Teaching children the art of collaborative philosophical inquiry brings them persistent, long-term cognitive benefits, according to psychologists in Scotland.
Keith Topping and Steve Trickey first reported the short-term benefits of using "Thinking through Philosophy" with children in an earlier study.
One hundred and five children in the penultimate year of primary school (aged approximately ten years) were given one hour per week of philosophical-inquiry based lessons for 16 months. Compared with 72 control children, the philosophy children showed significant improvements on tests of their verbal, numerical and spatial abilities at the end of the 16-month period relative to their baseline performance before the study.
Now Topping and Trickey have tested the cognitive abilities of the children two years after that earlier study finished, by which time the children were nearly at the end of their second year of secondary school. The children hadn't had any further philosophy-based lessons but the benefits of their early experience of philosophy persisted. The 71 philosophy-taught children who the researchers were able to track down showed the same cognitive test scores as they had done two years earlier. By contrast, 44 control children actually showed a trend towards a deterioration in their inferior scores from two years earlier.
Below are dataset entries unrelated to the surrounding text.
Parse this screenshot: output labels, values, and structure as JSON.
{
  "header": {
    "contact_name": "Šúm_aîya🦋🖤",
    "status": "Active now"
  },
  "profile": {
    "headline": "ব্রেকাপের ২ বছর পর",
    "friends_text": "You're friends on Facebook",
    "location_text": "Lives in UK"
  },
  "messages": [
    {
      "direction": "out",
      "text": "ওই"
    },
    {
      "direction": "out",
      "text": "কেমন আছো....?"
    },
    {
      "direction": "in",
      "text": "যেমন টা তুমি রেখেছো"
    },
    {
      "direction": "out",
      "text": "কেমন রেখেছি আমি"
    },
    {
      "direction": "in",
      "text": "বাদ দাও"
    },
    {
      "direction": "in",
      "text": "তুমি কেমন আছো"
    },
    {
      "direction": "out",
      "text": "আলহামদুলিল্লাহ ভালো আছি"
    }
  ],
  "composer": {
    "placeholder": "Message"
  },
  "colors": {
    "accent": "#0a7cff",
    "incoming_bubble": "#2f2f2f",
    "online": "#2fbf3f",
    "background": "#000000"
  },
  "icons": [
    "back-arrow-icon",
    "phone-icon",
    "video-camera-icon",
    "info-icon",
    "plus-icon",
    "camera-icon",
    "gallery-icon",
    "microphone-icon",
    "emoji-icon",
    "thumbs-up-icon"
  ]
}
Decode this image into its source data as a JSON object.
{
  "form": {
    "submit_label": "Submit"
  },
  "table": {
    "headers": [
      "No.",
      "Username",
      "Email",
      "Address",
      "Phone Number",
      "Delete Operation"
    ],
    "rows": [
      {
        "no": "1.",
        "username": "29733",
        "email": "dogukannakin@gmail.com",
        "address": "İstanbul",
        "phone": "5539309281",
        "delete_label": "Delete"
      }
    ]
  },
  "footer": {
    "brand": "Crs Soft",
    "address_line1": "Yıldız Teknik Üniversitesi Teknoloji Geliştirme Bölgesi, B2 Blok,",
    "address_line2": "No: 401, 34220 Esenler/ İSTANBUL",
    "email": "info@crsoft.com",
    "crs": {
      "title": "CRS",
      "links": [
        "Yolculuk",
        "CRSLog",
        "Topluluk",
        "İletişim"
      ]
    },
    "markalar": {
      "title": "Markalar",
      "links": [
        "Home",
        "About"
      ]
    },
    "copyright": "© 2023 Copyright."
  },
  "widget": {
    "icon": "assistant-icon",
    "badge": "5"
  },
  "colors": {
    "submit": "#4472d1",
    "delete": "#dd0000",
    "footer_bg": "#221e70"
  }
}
The philosophy-based lessons encouraged a community approach to 'inquiry' in the classroom, with children sharing their views on Socratic questions posed by the teacher. The children's cognitive abilities were tested using the 'Cognitive Abilities Test', a measure which has been found to predict children's performance on external school examinations.
"Follow-up studies of thinking skills interventions are very rare in the literature, so this finding is an important contribution," the researchers said.
Topping, K.J. & Trickey, S. (2007). Collaborative philosophical inquiry for school-children: Cognitive gains at 2-year follow-up. British Journal of Educational Psychology, 77, 787-796.